Our brains can adapt and learn, and that changeability is called neural plasticity. Connections between neurons can be maintained or made weaker or stronger, and it has been suggested that a balance of strong and weak connections, or synapses, must be maintained. New work by scientists at the Picower Institute for Learning and Memory at MIT has confirmed that hypothesis. They found that when a synapse gets stronger, there is an immediate weakening in nearby synapses, and a protein called Arc modulates that change. The research was reported in Science.
The senior author of the study, Mriganka Sur, was excited to find a simple rule laying the groundwork for a complex system like plasticity in the brain, but it was not surprising. To him, it’s analogous to a school of fish that can suddenly change direction, following the lead of one fish.
"Collective behaviors of complex systems always have simple rules," said Sur, the Paul E. and Lilah Newton Professor of Neuroscience in the Picower Institute and the Department of Brain and Cognitive Sciences at MIT. "When one synapse goes up, within 50 micrometers there is a decrease in the strength of other synapses using a well-defined molecular mechanism."
Complex experiments went into this research. Lead authors and postdoctoral fellows in the Sur lab, Sami El-Boustani and Jacque Pak Kan Ip, used optogenetics, in which genetically-engineered neurons can be stimulated with light.
The scientists targeted a specific place on a neuron while showing the mouse a target. They could then change the positions of the target and flash a light on the visual cortex of the mouse brain to strengthen specific synaptic connections. When those procedures were repeated many times, it changed the receptive field of a neuron.
"I think it's quite amazing that we are able to reprogram single neurons in the intact brain and witness in the living tissue the diversity of molecular mechanisms that allows these cells to integrate new functions through synaptic plasticity," El-Boustani said.

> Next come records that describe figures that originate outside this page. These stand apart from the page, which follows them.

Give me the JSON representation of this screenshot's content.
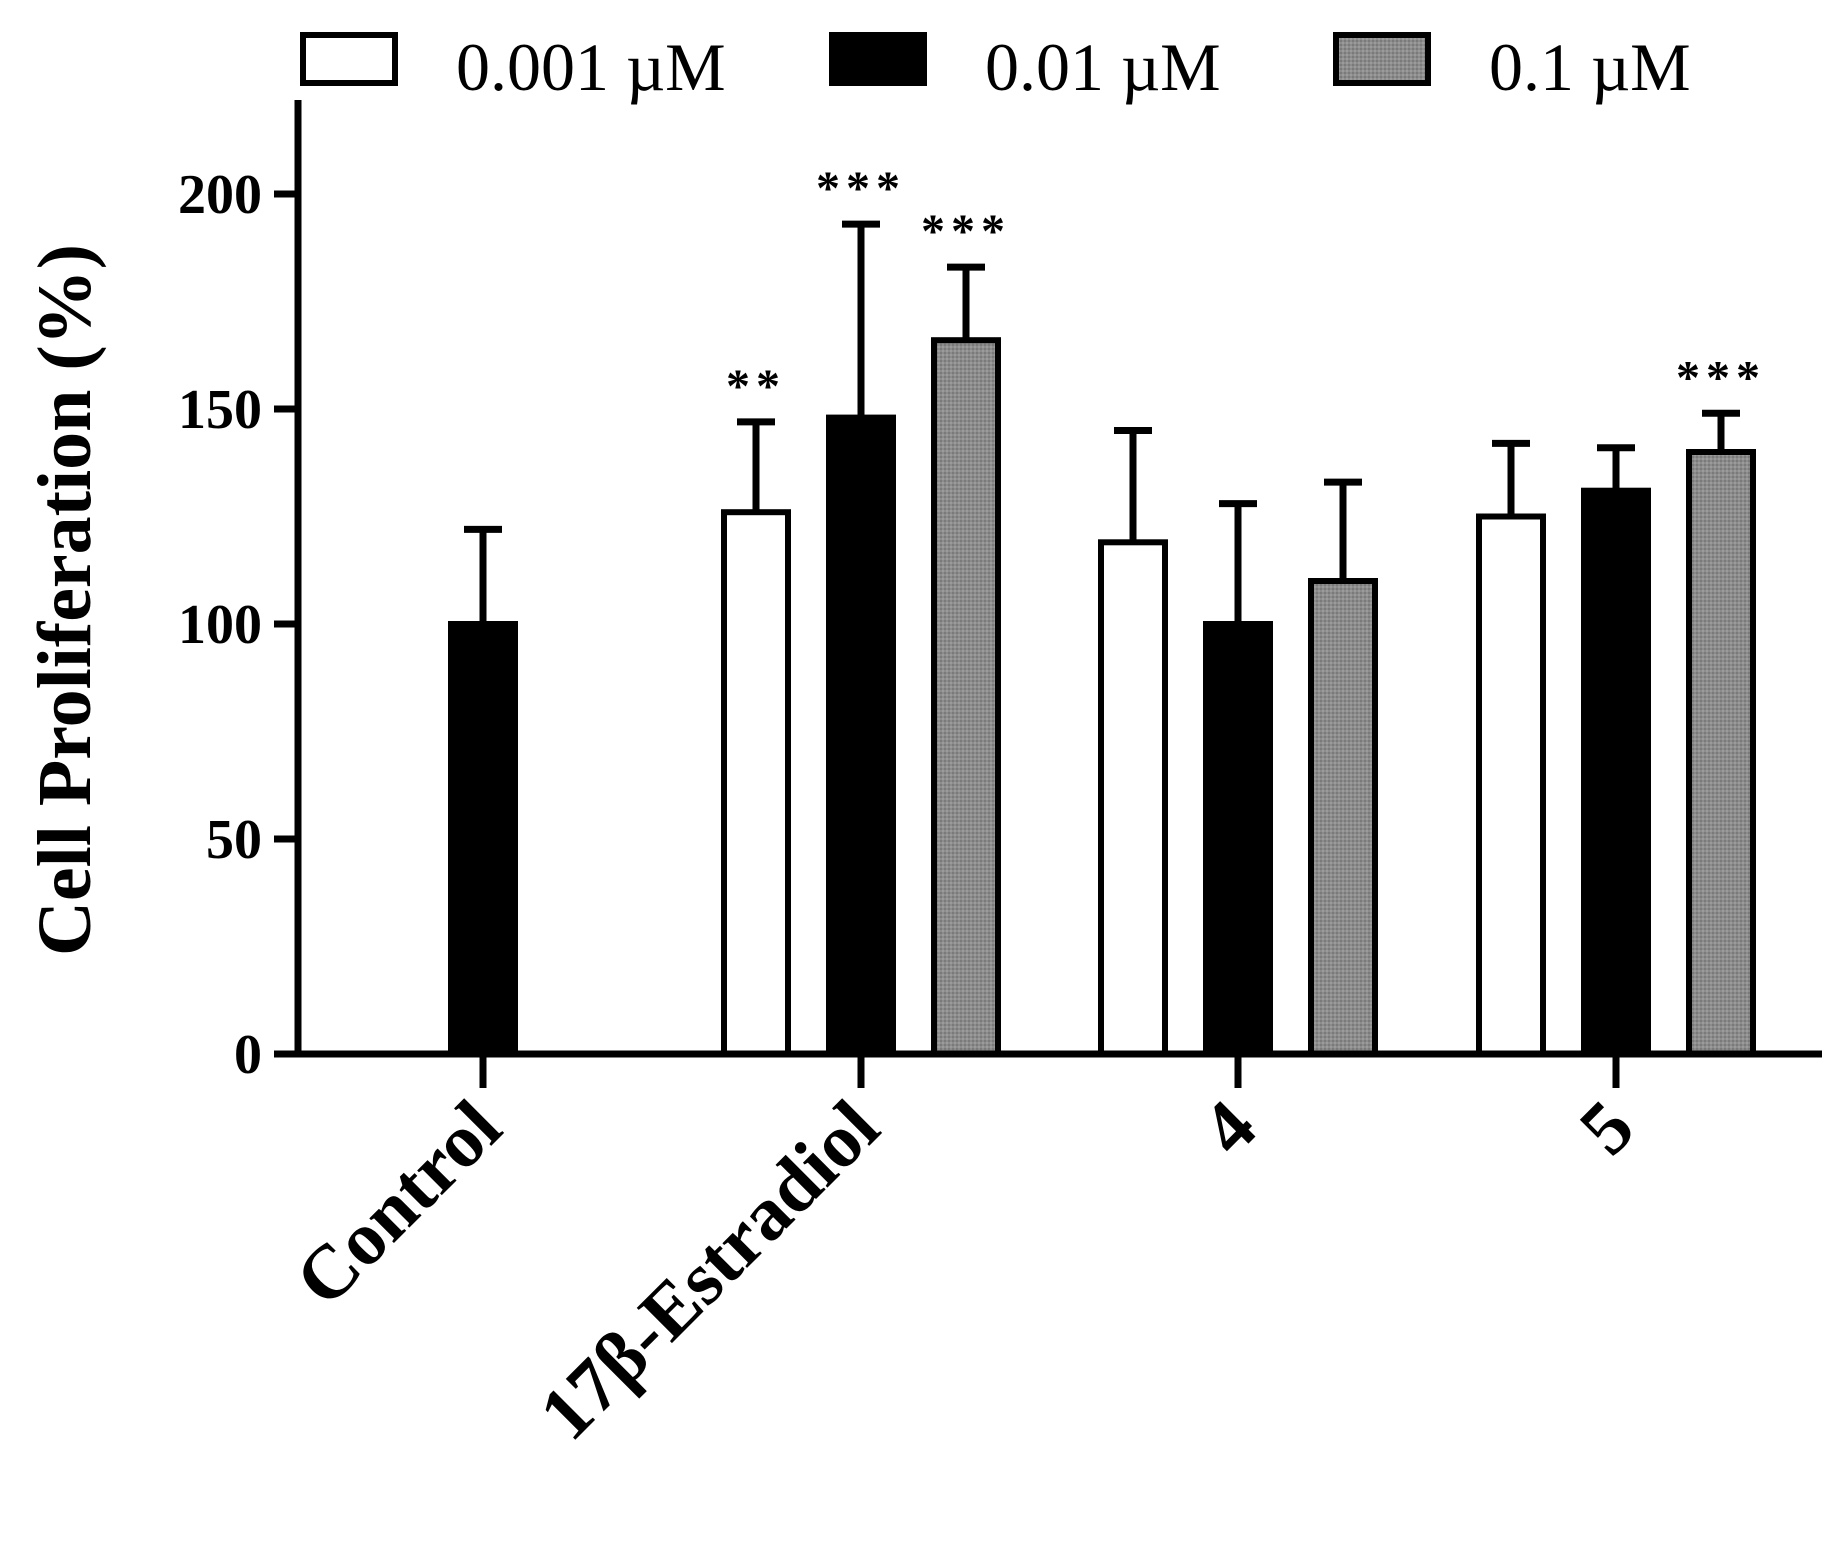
{
  "chart_data": {
    "type": "bar",
    "title": "",
    "xlabel": "",
    "ylabel": "Cell Proliferation (%)",
    "ylim": [
      0,
      220
    ],
    "yticks": [
      0,
      50,
      100,
      150,
      200
    ],
    "grid": false,
    "legend_position": "top",
    "categories": [
      "Control",
      "17β-Estradiol",
      "4",
      "5"
    ],
    "series": [
      {
        "name": "0.001 µM",
        "color": "#ffffff",
        "values": [
          null,
          126,
          119,
          125
        ],
        "errors": [
          null,
          21,
          26,
          17
        ],
        "significance": [
          null,
          "**",
          null,
          null
        ]
      },
      {
        "name": "0.01 µM",
        "color": "#000000",
        "values": [
          100,
          148,
          100,
          131
        ],
        "errors": [
          22,
          45,
          28,
          10
        ],
        "significance": [
          null,
          "***",
          null,
          null
        ]
      },
      {
        "name": "0.1 µM",
        "color": "#8c8c8c",
        "values": [
          null,
          166,
          110,
          140
        ],
        "errors": [
          null,
          17,
          23,
          9
        ],
        "significance": [
          null,
          "***",
          null,
          "***"
        ]
      }
    ]
  }
}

The researchers were able to see the changes when the synapse for the receptive field got bigger; nearby synapses were also getting smaller.
To confirm their findings, the investigators collaborated with a group at the Ecole Polytechnique Federal de Lausanne in Switzerland. A high-resolution, 3D microscopy was used to image the structural differences between the manipulated (and control) neurons.
"This is the longest length of dendrite ever reconstructed after being imaged in vivo," noted Sur, who also directs the Simons Center for the Social Brain at MIT. They also performed additional experiments without optogenetics for additional confirmation.
The team wanted to find out more about the mechanisms underlying this process and focused on a receptor called AMPA to see how it changed as the strengthening and weakening happened. They also followed the activity of a protein, called Arc, that controls the expression of AMPA.
Collaborators at the Kyoto University Graduate School of Medicine and the University of Tokyo were able to add a tag Arc so it could be monitored in a live animal. That allowed the scientists to see that stronger synapses were also surrounded by weak ones with enriched expression of Arc. When the Arc protein was reduced, synapses could express more AMPA and conversely, increased Arc acted to lower AMPA receptor levels.
"We think Arc maintains a balance of synaptic resources," Ip said. "If something goes up, something must go down. That's the major role of Arc."